I'd shove the first sentence into a pure description without mentioning Aske. The second sentence will take over the idea and it will hold, I think. They were either in stunned disbelief or had fallen asleep. They did this a lot, now that Aske thought about it. Though you're not naming who's confused by their action, it's pretty apparent it's Aske.
Is it already known that the main character's name is Aske? If so, my first thought would be this: 'All they did was stare at him. They did that a lot, now that he thought about it. He couldn't figure out if they were in disbelief or had fallen asleep.' The last sentence bugs me a bit though. 'were in disbelief' sounds strange. And I can't picture a way people could be staring at him in such a way that it also looks like they're asleep. Sleeping means eyes closed, staring at someone is kind of the opposite. For that last sentence I might try 'Were they staring in stunned disbelief, or just staring blankly?' And I might cut the last 'staring'. Yeah, I probably would.

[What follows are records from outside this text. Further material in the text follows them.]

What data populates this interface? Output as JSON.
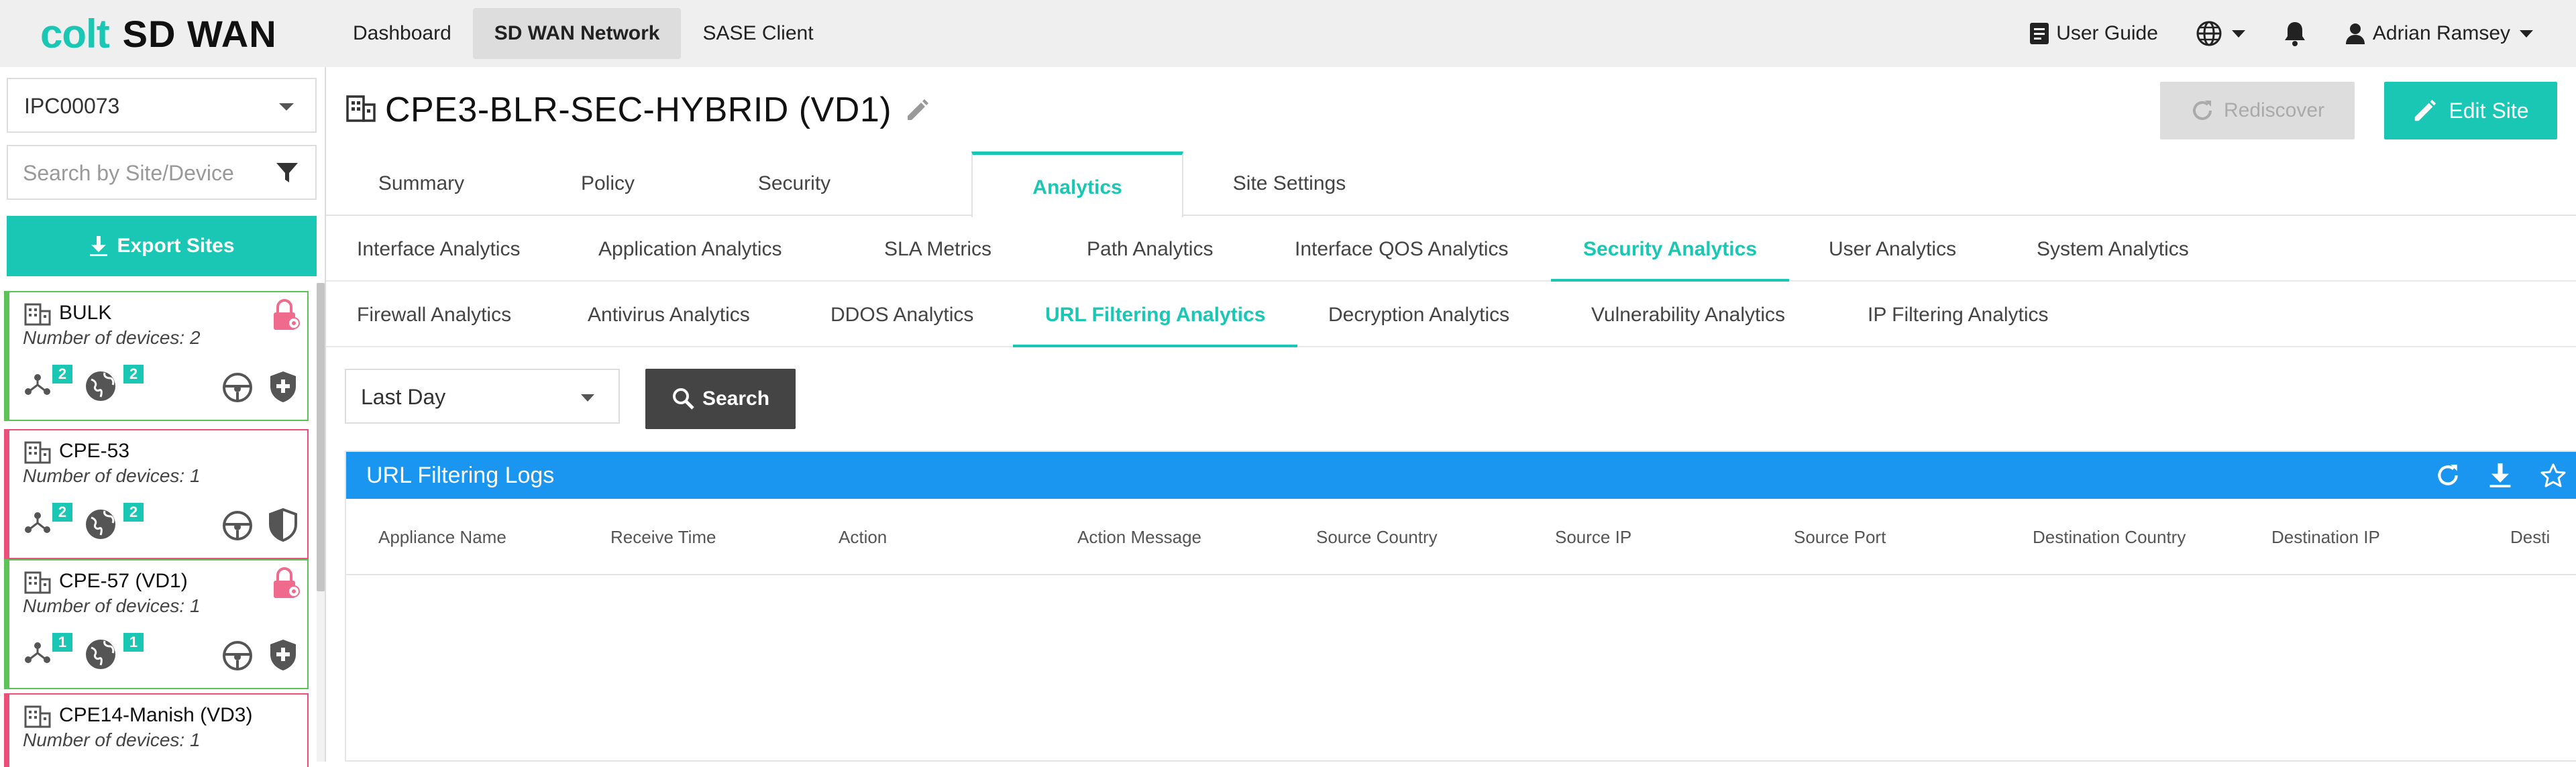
{
  "brand": {
    "logo_word": "colt",
    "product": "SD WAN",
    "accent": "#1ac7b4",
    "header_blue": "#1a96f0"
  },
  "topnav": {
    "items": [
      {
        "label": "Dashboard"
      },
      {
        "label": "SD WAN Network"
      },
      {
        "label": "SASE Client"
      }
    ],
    "active_item": "SD WAN Network",
    "user_guide": "User Guide",
    "language_icon": "globe-icon",
    "notifications_icon": "bell-icon",
    "user_name": "Adrian Ramsey"
  },
  "sidebar": {
    "tenant_value": "IPC00073",
    "search_placeholder": "Search by Site/Device",
    "export_label": "Export Sites",
    "sites": [
      {
        "name": "BULK",
        "devices": "Number of devices: 2",
        "topology_count": "2",
        "internet_count": "2",
        "status_color": "#5cc456",
        "locked": true,
        "security": "shield-plus-icon"
      },
      {
        "name": "CPE-53",
        "devices": "Number of devices: 1",
        "topology_count": "2",
        "internet_count": "2",
        "status_color": "#ec4e7a",
        "locked": false,
        "security": "shield-half-icon"
      },
      {
        "name": "CPE-57 (VD1)",
        "devices": "Number of devices: 1",
        "topology_count": "1",
        "internet_count": "1",
        "status_color": "#5cc456",
        "locked": true,
        "security": "shield-plus-icon"
      },
      {
        "name": "CPE14-Manish (VD3)",
        "devices": "Number of devices: 1",
        "status_color": "#ec4e7a"
      }
    ]
  },
  "site": {
    "title": "CPE3-BLR-SEC-HYBRID (VD1)",
    "rediscover_label": "Rediscover",
    "edit_label": "Edit Site"
  },
  "tabs": {
    "main": [
      {
        "label": "Summary"
      },
      {
        "label": "Policy"
      },
      {
        "label": "Security"
      },
      {
        "label": "Analytics"
      },
      {
        "label": "Site Settings"
      }
    ],
    "main_active": "Analytics",
    "analytics": [
      {
        "label": "Interface Analytics"
      },
      {
        "label": "Application Analytics"
      },
      {
        "label": "SLA Metrics"
      },
      {
        "label": "Path Analytics"
      },
      {
        "label": "Interface QOS Analytics"
      },
      {
        "label": "Security Analytics"
      },
      {
        "label": "User Analytics"
      },
      {
        "label": "System Analytics"
      }
    ],
    "analytics_active": "Security Analytics",
    "security": [
      {
        "label": "Firewall Analytics"
      },
      {
        "label": "Antivirus Analytics"
      },
      {
        "label": "DDOS Analytics"
      },
      {
        "label": "URL Filtering Analytics"
      },
      {
        "label": "Decryption Analytics"
      },
      {
        "label": "Vulnerability Analytics"
      },
      {
        "label": "IP Filtering Analytics"
      }
    ],
    "security_active": "URL Filtering Analytics"
  },
  "filters": {
    "period": "Last Day",
    "search_label": "Search"
  },
  "logs": {
    "title": "URL Filtering Logs",
    "header_icons": [
      "refresh-icon",
      "download-icon",
      "star-icon"
    ],
    "columns": [
      "Appliance Name",
      "Receive Time",
      "Action",
      "Action Message",
      "Source Country",
      "Source IP",
      "Source Port",
      "Destination Country",
      "Destination IP",
      "Desti"
    ],
    "rows": []
  }
}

Actually I would also take out 'now that he thought about it'. It's unnecessary. Of course it's him thinking about it, that never needs to be said. Just like 'he saw, he felt, he heard, he smelled, he thought' etc. None of it needs to be said, unless it's the seeing, the smelling, or the thinking itself that's important. You can take out the filtering statements that only push the action farther away from the reader and just show the action itself.